Au-delà de l’aspect financier, Claire Favier rappelle que le passage au bio relève également d’un engagement éthique. « La conversion engendre souvent des changements de modes de production, où beaucoup de variables entrent en jeu : taille du troupeau, alimentation, surface fourragère… Les agriculteurs bio ont également moins de marge de manœuvre en cas de problème, que ce soit dans les champs comme au niveau de l’alimentation des animaux. Il s’agit surtout de changer de manière de produire, éventuellement de gagner plus, mais cela dépend du modèle suivi par l’exploitation ». Stéphane Ermann est quant à lui plus pragmatique : « On ne va pas faire du bio pour faire du bio, il faut que le travail soit rémunérateur ! ».

L’avis de Claire Favier, Unébio

« Des prix stables et rémunérateurs pour les éleveurs engagés »

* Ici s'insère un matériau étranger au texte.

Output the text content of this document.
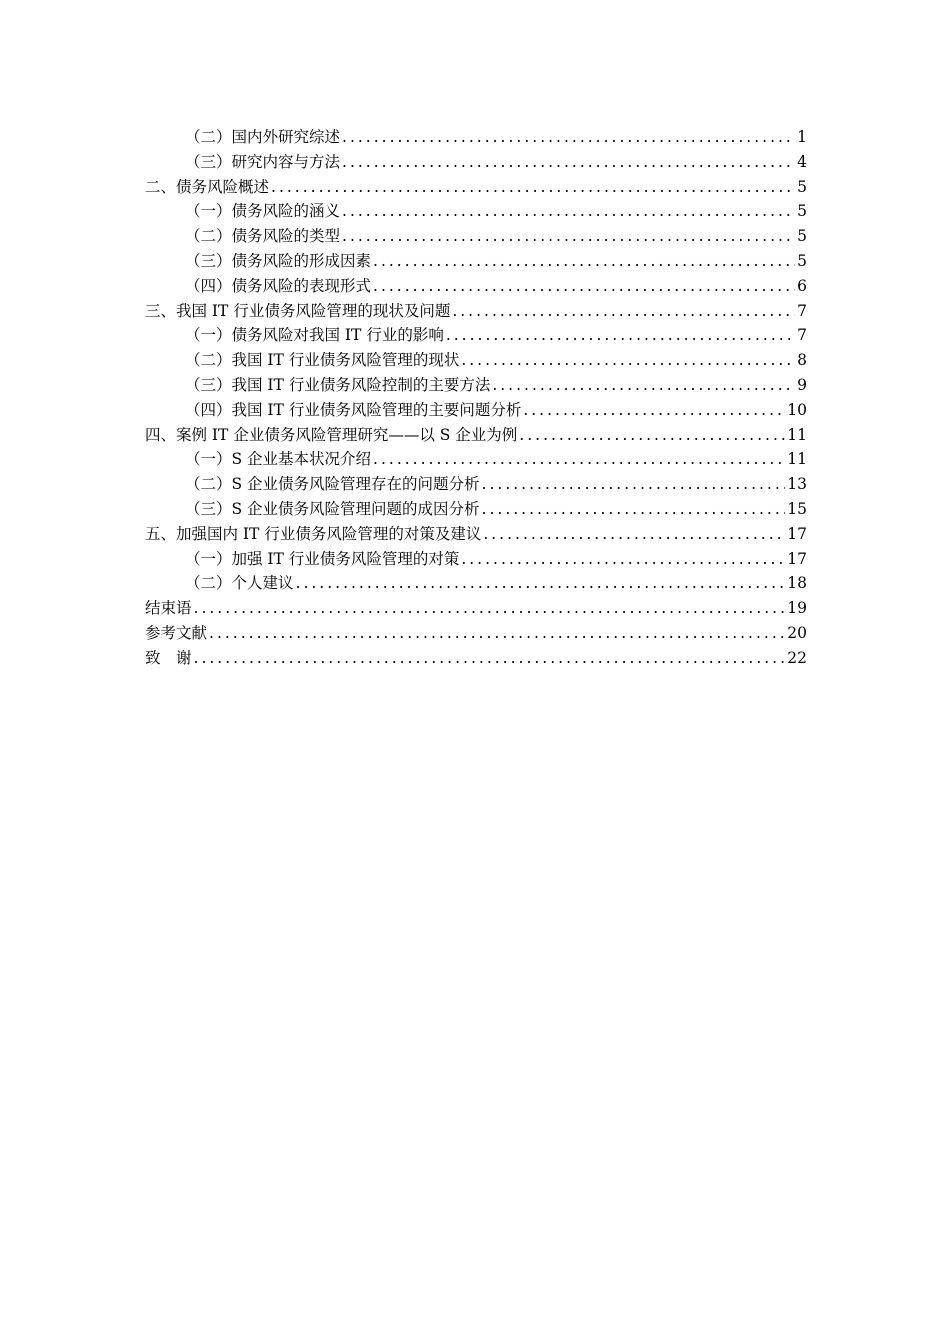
（二）国内外研究综述 .....	1
（三）研究内容与方法 .....	4
二、债务风险概述 .....	5
（一）债务风险的涵义 .....	5
（二）债务风险的类型 .....	5
（三）债务风险的形成因素 .....	5
（四）债务风险的表现形式 .....	6
三、我国 IT 行业债务风险管理的现状及问题 .....	7
（一）债务风险对我国 IT 行业的影响 .....	7
（二）我国 IT 行业债务风险管理的现状 .....	8
（三）我国 IT 行业债务风险控制的主要方法 .....	9
（四）我国 IT 行业债务风险管理的主要问题分析 .....	10
四、案例 IT 企业债务风险管理研究——以 S 企业为例 .....	11
（一）S 企业基本状况介绍 .....	11
（二）S 企业债务风险管理存在的问题分析 .....	13
（三）S 企业债务风险管理问题的成因分析 .....	15
五、加强国内 IT 行业债务风险管理的对策及建议 .....	17
（一）加强 IT 行业债务风险管理的对策 .....	17
（二）个人建议 .....	18
结束语 .....	19
参考文献 .....	20
致　谢 .....	22
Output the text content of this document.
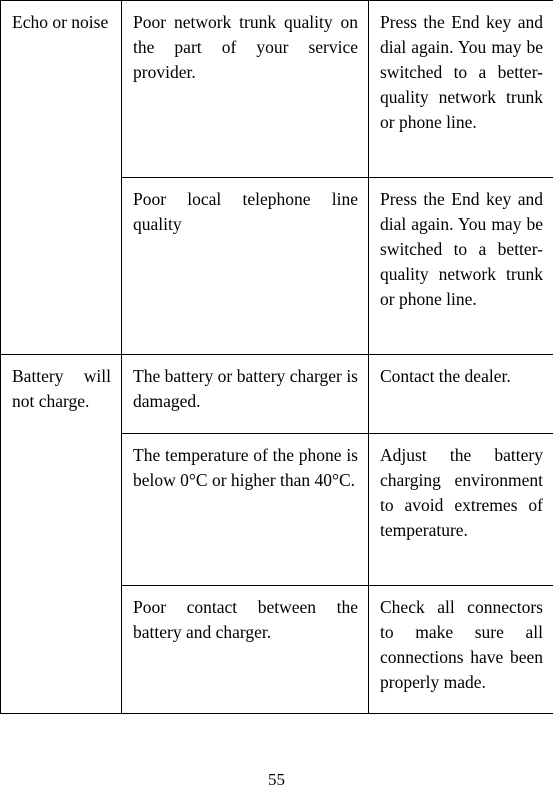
Echo or noise	Poor network trunk quality on the part of your service provider.	Press the End key and dial again. You may be switched to a better-quality network trunk or phone line.
	Poor local telephone line quality	Press the End key and dial again. You may be switched to a better-quality network trunk or phone line.
Battery will not charge.	The battery or battery charger is damaged.	Contact the dealer.
	The temperature of the phone is below 0°C or higher than 40°C.	Adjust the battery charging environment to avoid extremes of temperature.
	Poor contact between the battery and charger.	Check all connectors to make sure all connections have been properly made.
55
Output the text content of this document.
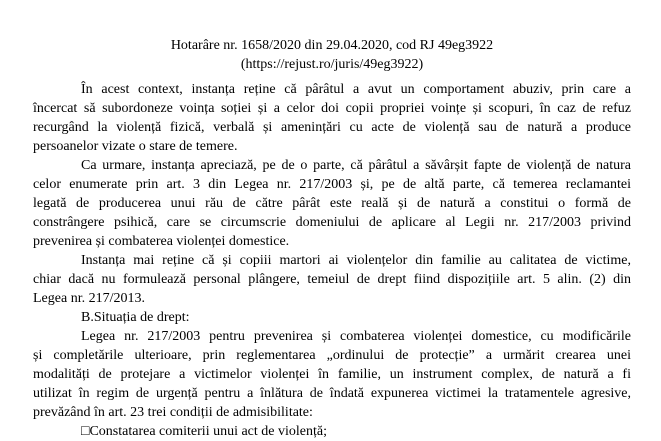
Hotarâre nr. 1658/2020 din 29.04.2020, cod RJ 49eg3922
(https://rejust.ro/juris/49eg3922)
În acest context, instanța reține că pârâtul a avut un comportament abuziv, prin care a
încercat să subordoneze voința soției și a celor doi copii propriei voințe și scopuri, în caz de refuz
recurgând la violență fizică, verbală și amenințări cu acte de violență sau de natură a produce
persoanelor vizate o stare de temere.
Ca urmare, instanța apreciază, pe de o parte, că pârâtul a săvârșit fapte de violență de natura
celor enumerate prin art. 3 din Legea nr. 217/2003 și, pe de altă parte, că temerea reclamantei
legată de producerea unui rău de către pârât este reală și de natură a constitui o formă de
constrângere psihică, care se circumscrie domeniului de aplicare al Legii nr. 217/2003 privind
prevenirea și combaterea violenței domestice.
Instanța mai reține că și copiii martori ai violențelor din familie au calitatea de victime,
chiar dacă nu formulează personal plângere, temeiul de drept fiind dispozițiile art. 5 alin. (2) din
Legea nr. 217/2013.
B.Situația de drept:
Legea nr. 217/2003 pentru prevenirea și combaterea violenței domestice, cu modificările
și completările ulterioare, prin reglementarea „ordinului de protecție” a urmărit crearea unei
modalități de protejare a victimelor violenței în familie, un instrument complex, de natură a fi
utilizat în regim de urgență pentru a înlătura de îndată expunerea victimei la tratamentele agresive,
prevăzând în art. 23 trei condiții de admisibilitate:
□Constatarea comiterii unui act de violență;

« Unébio est un outil de commercialisation de la viande bio créé en 2004 et regroupant 2 800 éleveurs bovins, de veaux, ovins, porcins et avicoles. Nous commercialisons environ la moitié des ovins bios français. Une commission pilotée par les éleveurs définit les grilles de prix d’achat pour le premier et le deuxième semestre. Les prix sont stables dans le temps et déconnecté du conventionnel. On cherche la stabilité plutôt que de jouer les opportunistes. Ça sécurise le système et les éleveurs. On fait peut-être moins de marge à un moment donné mais c’est comme cela que fonctionne une filière structurée. Nous travaillons avec de relativement petit volume, 350 à 400 agneaux par semaine, donc nous avons besoin d’anticipations. Pour cela, les éleveurs planifient leur production à l’avance. C’est un engagement responsable de leur part. En ce moment, certains peuvent être tentés de vendre à côté mais il faut jouer le jeu. C’est la première fois en cinq ans et demi que je vois des prix conventionnels plus élevés que le bio. A priori, nous ne bougerons pas les prix. Si on s’aligne à la hausse maintenant, il faudra les baisser à un autre moment. On rentrerait alors dans un jeu d’offre et de demandes que nous ne voulons pas suivre. Les éleveurs qui s’engagent avec nous et planifient leur production peuvent avoir un bonus de prix. Les éleveurs peuvent aussi s’engager en participant à un fond associatif pour investir dans le développement de la filière. »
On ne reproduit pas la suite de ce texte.